今、調達担当者も投資家も、まずAIに聞く。ここで名前が出なければ、比較の土俵にすら立てない。

「どの企業がこの領域で強いか」をAIが判断するとき、見ているのは公開情報の構造と信頼性だ。つまり、どんなに技術があっても、

  • 情報があちこちに散らばっている
  • 説明の粒度がバラバラ
  • 信頼の裏付けが機械で読める形になっていない

こういう状態だと、AIには認識されにくい。

これを解くために進めているのが、AEO(Answer Engine Optimization)だ。企業の強みを「人に伝わる文章」だけでなく、「AIが評価できる構造」に変換する。

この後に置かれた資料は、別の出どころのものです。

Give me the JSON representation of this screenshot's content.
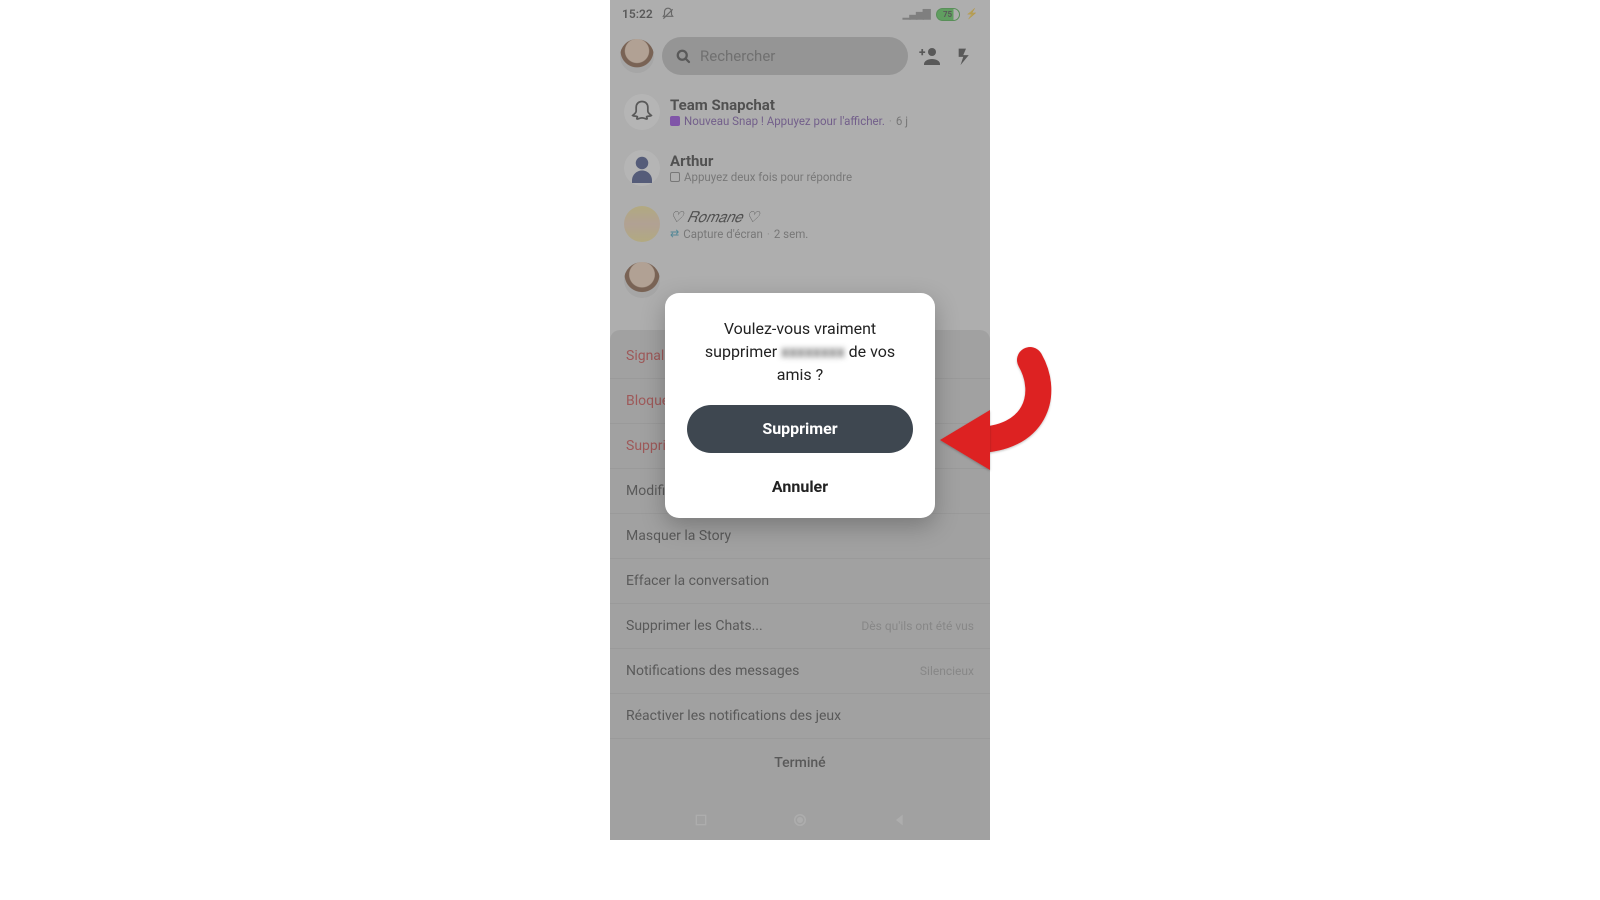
{
  "statusbar": {
    "time": "15:22",
    "battery_pct": "75"
  },
  "header": {
    "search_placeholder": "Rechercher"
  },
  "chats": [
    {
      "name": "Team Snapchat",
      "subtitle": "Nouveau Snap ! Appuyez pour l'afficher.",
      "time": "6 j",
      "avatar": "ghost",
      "indicator": "purple-fill"
    },
    {
      "name": "Arthur",
      "subtitle": "Appuyez deux fois pour répondre",
      "time": "",
      "avatar": "blue-sil",
      "indicator": "outline"
    },
    {
      "name": "♡ 𝑅𝑜𝑚𝑎𝑛𝑒 ♡",
      "subtitle": "Capture d'écran",
      "time": "2 sem.",
      "avatar": "romane",
      "indicator": "arrows"
    },
    {
      "name": "",
      "subtitle": "",
      "time": "",
      "avatar": "me2",
      "indicator": ""
    }
  ],
  "action_sheet": {
    "rows": [
      {
        "label": "Signaler",
        "danger": true
      },
      {
        "label": "Bloquer",
        "danger": true
      },
      {
        "label": "Supprimer",
        "danger": true
      },
      {
        "label": "Modifier le nom",
        "danger": false
      },
      {
        "label": "Masquer la Story",
        "danger": false
      },
      {
        "label": "Effacer la conversation",
        "danger": false
      },
      {
        "label": "Supprimer les Chats...",
        "danger": false,
        "hint": "Dès qu'ils ont été vus"
      },
      {
        "label": "Notifications des messages",
        "danger": false,
        "hint": "Silencieux"
      },
      {
        "label": "Réactiver les notifications des jeux",
        "danger": false
      }
    ],
    "done": "Terminé"
  },
  "dialog": {
    "title_pre": "Voulez-vous vraiment supprimer ",
    "title_blur": "xxxxxxxx",
    "title_post": " de vos amis ?",
    "confirm": "Supprimer",
    "cancel": "Annuler"
  }
}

統合で価値を落とす——M&Aしても、PMIで失速する

評価されて投資が入り、M&Aで規模を拡大しても、PMI(統合プロセス)で失敗すれば価値は一気に吹き飛ぶ。特に地方企業や中堅企業の統合では、こんな問題にぶつかる。

  • 暗黙知が文書化されていない
  • 誰が誰を動かしているのか、関係資本が見えない
  • キーパーソンが辞めそうな予兆を早く捉えられない

だから私たちは、PMIを「作業管理」じゃなくて「情報設計」だと考えている。コミュニケーションのデータを使って、統合リスクを早く見えるようにしたい。


AEOとM&A/PMIは、実は同じ戦略

一見すると、AEOはマーケティングの話で、M&A/PMIは経営企画の話に見える。でも本質は同じだ。

  • AEO:外部市場との情報ギャップを縮める
  • PMI:組織内部の情報ギャップを縮める

どっちも、「価値があるのに伝わらない」を減らすための具体策だ。


目指している状態

私たちが作りたいのは、こんな市場だ。

  • 地方の優良企業が、規模じゃなくて技術で選ばれる
  • 海外企業が、検索じゃなくて”理解”ベースで日本企業を見つける
  • M&A後に、技術と人が失われずに引き継がれる

日本経済に必要なのは、単発の便利ツールじゃない。情報の非対称性を継続的に削っていく仕組みだ。Tech Knowledge Baseは、その基盤をテクノロジーで作っていく。


参考文献

  • McKinsey & Company “Closing Japan’s valuation gap through governance and reform”
  • BCG “Japan’s Revival. Can Economic Momentum Be Sustained?”